In Paris, St. Médard,  hielt die Predigt nicht der Erzbischof, sondern ein Pater des Klosters, in dem Jacques Gaillot viele Jahre in einem Zimmer lebte, es war Pater Franz Lichté aus dem Orden der „Väter vom heiligen Geist“ („Spiritaner“). Sein Thema war die biblische Erzählung vom „barmherzigen Samariter“. Die katholische Wochenzeitung in Paris „La Vie“ beschreibt die Messe dort als schlichte, einfache, ergreifende, aber durchaus „familiäre“ Feier.
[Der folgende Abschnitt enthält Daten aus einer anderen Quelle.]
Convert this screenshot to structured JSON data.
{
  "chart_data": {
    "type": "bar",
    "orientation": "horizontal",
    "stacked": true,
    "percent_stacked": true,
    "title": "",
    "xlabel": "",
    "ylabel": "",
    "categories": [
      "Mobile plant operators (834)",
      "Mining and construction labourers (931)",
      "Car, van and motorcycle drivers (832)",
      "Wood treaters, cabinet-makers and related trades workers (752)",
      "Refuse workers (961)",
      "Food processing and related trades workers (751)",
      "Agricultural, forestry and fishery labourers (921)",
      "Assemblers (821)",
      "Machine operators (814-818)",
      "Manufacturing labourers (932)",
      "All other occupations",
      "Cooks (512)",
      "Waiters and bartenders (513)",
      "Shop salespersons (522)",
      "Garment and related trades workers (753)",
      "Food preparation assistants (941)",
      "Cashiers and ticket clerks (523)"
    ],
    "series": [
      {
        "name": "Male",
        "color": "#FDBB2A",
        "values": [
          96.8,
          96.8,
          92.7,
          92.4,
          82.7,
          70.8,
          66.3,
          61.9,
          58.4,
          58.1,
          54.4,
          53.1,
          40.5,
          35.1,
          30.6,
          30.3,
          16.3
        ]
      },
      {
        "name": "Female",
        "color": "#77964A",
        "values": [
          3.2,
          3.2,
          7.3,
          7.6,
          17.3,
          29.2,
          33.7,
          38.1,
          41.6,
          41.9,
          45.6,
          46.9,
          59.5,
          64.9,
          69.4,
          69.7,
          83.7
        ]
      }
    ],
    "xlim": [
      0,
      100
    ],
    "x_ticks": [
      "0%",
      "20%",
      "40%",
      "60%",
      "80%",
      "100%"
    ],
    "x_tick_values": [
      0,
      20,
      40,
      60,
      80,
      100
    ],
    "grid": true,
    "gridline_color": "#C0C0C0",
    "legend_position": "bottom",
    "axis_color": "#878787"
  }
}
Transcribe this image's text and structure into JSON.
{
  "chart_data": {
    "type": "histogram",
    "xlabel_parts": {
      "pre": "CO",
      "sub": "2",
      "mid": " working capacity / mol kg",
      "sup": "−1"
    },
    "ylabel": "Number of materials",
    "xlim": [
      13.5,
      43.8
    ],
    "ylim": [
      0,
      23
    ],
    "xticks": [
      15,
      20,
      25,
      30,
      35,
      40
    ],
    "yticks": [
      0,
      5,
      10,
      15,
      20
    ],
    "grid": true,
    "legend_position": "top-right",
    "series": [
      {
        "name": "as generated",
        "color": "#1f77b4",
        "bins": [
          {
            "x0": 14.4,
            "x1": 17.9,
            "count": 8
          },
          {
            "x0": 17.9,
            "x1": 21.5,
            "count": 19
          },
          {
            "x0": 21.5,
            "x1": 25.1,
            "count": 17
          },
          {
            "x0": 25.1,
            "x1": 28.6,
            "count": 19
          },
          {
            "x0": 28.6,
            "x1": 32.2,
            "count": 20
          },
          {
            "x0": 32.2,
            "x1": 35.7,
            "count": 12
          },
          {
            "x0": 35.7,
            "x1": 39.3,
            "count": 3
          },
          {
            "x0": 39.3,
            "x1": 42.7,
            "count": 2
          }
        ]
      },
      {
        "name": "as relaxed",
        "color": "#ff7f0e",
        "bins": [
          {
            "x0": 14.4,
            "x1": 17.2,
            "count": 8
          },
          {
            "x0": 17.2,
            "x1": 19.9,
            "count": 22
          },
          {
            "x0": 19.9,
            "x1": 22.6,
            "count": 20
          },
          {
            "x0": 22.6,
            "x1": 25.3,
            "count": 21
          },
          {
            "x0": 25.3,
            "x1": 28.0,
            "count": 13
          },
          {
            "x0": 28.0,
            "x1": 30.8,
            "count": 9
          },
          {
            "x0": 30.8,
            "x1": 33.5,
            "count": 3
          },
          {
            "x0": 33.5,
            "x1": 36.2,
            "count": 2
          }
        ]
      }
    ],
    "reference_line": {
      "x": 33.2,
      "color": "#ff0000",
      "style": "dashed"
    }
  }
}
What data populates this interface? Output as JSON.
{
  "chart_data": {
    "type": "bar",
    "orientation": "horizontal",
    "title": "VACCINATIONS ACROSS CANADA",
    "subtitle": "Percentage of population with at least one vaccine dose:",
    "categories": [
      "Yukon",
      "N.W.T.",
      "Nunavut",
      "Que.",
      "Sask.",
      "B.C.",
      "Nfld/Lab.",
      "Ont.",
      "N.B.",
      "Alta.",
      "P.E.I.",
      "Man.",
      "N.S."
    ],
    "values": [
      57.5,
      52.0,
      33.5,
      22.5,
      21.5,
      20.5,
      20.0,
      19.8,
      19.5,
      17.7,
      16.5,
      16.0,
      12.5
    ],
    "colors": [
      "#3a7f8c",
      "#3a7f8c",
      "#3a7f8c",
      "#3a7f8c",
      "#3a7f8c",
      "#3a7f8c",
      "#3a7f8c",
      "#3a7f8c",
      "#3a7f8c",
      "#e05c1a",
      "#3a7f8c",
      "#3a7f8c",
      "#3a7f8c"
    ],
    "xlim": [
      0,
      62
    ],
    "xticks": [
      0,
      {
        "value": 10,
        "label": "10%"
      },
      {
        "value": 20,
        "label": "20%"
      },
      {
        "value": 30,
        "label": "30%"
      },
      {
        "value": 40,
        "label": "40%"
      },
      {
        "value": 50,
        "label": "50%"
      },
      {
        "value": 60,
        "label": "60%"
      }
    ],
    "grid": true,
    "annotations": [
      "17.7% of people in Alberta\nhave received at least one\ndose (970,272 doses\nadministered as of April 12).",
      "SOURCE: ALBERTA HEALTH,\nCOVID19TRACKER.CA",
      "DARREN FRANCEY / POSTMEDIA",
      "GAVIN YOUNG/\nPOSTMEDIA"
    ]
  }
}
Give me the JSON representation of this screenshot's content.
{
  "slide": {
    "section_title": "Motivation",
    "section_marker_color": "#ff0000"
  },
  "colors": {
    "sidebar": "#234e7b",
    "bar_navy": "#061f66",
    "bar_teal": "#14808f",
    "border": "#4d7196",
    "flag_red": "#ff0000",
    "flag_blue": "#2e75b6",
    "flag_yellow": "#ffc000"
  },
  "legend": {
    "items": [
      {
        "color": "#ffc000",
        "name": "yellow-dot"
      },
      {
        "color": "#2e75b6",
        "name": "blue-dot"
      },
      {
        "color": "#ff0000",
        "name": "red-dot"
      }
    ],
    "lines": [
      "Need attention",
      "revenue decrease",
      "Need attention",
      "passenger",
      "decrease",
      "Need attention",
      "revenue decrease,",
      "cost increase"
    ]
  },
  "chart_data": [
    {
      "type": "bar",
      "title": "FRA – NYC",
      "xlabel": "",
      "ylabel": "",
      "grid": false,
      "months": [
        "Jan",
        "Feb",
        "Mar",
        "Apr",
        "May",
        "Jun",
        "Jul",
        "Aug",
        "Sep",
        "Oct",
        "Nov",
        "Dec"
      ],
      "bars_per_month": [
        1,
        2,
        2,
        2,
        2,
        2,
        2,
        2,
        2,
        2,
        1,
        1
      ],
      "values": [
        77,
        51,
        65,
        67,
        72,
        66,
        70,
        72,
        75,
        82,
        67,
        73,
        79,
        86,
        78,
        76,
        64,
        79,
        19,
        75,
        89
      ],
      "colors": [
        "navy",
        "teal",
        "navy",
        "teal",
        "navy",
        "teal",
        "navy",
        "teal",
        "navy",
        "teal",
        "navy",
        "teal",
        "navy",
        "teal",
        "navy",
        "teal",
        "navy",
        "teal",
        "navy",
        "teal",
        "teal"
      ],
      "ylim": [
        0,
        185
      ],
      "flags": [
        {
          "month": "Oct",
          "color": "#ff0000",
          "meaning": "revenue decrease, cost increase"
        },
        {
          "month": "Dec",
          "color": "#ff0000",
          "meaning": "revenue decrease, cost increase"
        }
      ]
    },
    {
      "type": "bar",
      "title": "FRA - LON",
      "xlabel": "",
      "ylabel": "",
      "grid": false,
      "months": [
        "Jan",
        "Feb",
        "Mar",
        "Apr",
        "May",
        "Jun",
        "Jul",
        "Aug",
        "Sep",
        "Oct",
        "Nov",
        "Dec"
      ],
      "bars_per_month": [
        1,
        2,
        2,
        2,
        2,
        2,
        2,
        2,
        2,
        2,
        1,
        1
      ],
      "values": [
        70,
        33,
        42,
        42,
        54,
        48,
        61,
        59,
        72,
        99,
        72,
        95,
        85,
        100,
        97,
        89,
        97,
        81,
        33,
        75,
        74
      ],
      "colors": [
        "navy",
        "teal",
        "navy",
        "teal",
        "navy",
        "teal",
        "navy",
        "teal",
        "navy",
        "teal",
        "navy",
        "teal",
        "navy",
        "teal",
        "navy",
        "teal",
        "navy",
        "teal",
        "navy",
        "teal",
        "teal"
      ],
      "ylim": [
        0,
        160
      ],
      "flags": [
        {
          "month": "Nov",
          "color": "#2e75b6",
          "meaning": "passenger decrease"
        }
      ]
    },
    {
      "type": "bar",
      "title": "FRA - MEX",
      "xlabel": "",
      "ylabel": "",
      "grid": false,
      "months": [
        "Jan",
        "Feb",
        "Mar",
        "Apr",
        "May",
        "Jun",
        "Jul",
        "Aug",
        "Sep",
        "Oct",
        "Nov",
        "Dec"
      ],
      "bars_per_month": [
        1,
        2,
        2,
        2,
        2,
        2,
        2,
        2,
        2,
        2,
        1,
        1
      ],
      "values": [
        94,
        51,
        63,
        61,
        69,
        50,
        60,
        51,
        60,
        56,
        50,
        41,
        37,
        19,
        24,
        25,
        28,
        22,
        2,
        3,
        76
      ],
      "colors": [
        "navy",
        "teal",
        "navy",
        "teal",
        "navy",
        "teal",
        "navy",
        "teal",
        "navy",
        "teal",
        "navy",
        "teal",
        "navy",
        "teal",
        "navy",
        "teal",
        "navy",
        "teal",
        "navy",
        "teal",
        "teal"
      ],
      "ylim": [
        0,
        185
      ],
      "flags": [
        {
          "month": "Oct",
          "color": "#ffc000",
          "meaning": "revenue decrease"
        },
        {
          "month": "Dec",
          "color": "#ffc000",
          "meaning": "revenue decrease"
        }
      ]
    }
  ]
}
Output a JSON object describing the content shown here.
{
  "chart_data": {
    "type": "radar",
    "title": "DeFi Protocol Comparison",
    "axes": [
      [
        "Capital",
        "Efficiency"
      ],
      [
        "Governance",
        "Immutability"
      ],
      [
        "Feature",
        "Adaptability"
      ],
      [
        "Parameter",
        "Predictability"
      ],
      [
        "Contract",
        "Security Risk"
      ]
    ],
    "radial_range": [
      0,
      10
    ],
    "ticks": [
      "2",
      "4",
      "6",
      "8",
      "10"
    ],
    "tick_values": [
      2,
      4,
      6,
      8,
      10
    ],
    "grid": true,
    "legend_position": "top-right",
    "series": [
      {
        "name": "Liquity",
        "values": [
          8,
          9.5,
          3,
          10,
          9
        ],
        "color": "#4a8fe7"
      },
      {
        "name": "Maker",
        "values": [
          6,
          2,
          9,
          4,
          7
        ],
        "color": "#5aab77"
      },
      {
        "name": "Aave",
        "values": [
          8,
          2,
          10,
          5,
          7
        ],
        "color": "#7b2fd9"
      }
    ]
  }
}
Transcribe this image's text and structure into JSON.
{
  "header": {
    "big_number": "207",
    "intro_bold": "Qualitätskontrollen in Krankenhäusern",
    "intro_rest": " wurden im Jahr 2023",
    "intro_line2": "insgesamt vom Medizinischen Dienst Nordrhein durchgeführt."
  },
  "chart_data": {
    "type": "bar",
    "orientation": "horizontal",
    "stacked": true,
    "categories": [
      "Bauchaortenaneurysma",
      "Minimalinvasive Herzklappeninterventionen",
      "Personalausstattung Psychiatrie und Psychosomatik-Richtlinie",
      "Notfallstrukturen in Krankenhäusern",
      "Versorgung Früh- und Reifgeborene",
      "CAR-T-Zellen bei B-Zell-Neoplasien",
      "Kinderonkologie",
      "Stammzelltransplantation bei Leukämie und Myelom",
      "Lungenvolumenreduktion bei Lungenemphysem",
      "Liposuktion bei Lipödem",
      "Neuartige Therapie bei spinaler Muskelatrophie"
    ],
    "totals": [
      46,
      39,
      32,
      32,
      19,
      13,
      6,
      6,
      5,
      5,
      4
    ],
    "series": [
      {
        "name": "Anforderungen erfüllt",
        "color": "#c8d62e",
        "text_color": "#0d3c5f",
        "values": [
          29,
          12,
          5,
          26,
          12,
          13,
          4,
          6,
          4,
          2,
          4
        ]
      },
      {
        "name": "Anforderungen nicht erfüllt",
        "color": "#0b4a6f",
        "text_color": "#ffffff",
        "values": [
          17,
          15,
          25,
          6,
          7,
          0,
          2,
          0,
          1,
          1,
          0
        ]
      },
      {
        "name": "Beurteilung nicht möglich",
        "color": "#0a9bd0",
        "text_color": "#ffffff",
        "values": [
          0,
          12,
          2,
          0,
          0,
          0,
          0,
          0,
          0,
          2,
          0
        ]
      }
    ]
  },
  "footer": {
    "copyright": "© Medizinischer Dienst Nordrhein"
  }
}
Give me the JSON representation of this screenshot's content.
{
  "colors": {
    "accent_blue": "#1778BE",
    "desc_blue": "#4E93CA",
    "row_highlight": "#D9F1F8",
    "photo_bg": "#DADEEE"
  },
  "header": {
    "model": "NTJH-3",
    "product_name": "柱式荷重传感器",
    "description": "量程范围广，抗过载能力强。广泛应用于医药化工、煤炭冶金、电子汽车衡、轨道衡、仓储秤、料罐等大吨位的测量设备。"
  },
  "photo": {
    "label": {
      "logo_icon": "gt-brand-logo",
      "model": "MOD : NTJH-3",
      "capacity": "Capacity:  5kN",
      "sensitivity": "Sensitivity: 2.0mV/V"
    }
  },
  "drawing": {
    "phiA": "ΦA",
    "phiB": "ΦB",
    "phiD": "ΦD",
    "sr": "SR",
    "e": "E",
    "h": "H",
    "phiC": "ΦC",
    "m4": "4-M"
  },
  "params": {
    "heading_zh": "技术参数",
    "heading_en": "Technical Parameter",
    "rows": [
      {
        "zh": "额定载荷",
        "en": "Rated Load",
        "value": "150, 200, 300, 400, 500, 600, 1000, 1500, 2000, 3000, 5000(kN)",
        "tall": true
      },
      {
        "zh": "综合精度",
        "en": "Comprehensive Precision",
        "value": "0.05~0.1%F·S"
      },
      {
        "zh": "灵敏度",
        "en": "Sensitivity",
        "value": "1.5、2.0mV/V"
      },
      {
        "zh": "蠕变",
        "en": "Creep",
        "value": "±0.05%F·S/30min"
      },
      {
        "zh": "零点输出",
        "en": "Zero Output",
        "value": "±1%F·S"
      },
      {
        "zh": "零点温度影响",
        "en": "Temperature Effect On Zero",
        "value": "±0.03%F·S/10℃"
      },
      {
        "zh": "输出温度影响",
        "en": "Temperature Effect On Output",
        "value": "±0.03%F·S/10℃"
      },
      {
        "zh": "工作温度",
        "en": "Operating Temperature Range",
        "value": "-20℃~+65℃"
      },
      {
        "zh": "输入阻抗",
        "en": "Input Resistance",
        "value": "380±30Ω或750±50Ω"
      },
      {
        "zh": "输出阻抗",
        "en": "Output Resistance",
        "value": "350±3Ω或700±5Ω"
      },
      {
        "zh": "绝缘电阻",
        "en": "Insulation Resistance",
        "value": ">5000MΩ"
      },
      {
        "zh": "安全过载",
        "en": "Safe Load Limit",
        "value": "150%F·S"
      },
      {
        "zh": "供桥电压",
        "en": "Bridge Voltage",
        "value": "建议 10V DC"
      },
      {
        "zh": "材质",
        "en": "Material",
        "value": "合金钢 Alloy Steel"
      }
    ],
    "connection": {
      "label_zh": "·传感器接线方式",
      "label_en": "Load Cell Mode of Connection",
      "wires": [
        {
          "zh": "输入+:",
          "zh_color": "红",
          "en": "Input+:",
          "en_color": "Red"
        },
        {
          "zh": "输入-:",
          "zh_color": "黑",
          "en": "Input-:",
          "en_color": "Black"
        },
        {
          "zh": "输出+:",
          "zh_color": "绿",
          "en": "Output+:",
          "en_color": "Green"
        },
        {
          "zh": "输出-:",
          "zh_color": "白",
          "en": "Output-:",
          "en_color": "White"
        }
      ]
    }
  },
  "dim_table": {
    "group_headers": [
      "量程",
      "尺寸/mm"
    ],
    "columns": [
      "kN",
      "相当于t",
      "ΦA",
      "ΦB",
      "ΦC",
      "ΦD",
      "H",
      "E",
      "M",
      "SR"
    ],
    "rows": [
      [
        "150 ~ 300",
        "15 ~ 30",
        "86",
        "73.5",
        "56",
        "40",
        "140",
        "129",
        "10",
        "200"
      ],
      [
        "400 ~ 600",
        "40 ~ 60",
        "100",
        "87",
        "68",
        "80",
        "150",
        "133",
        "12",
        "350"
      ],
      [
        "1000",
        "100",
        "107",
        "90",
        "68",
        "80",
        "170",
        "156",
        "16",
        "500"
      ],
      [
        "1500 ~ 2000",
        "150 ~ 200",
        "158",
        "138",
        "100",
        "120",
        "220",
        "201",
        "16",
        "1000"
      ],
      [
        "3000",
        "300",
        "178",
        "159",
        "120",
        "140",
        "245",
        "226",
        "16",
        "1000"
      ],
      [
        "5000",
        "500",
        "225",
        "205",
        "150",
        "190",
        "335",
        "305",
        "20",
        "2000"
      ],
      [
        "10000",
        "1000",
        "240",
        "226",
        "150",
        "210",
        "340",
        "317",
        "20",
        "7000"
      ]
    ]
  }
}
Leider war es für die Pariser schwierig, überhaupt von diesem „offiziellen katholischen Abschied“ zu erfahren. LINK.

Am 19. 4. wurde auch in Gaillots Heimatstadt St.Dizier (bei Langres) eine Gedenkmesse gefeiert.

3. Eine letzte Tat der Freiheit: Die anonyme Bestattung Bischof Gaillots
Die Bestattung ist ungewöhnlich und sicher bisher einmalig für einen katholischen Bischof, aber durchaus typisch für die Spiritualität von Jacques Gaillot: Er will auch als Verstorbener frei bleiben, ungewöhnliche, aber eigene Entscheidungen treffen und über seinen toten Körper noch frei verfügen.

Bischof Jacques Gaillot hat verfügt, dass sein toter Körper dem „Institut der Anatomie“ in Paris zur Forschung übergeben werden soll. Das hatte Bischof Gaillot schon in einem Fernsehinterview angekündigt. Die Reste seines Körpers sollen, in Asche verwandelt, anonym auf dem “Friedhof der Armen” in Paris verstreut werden.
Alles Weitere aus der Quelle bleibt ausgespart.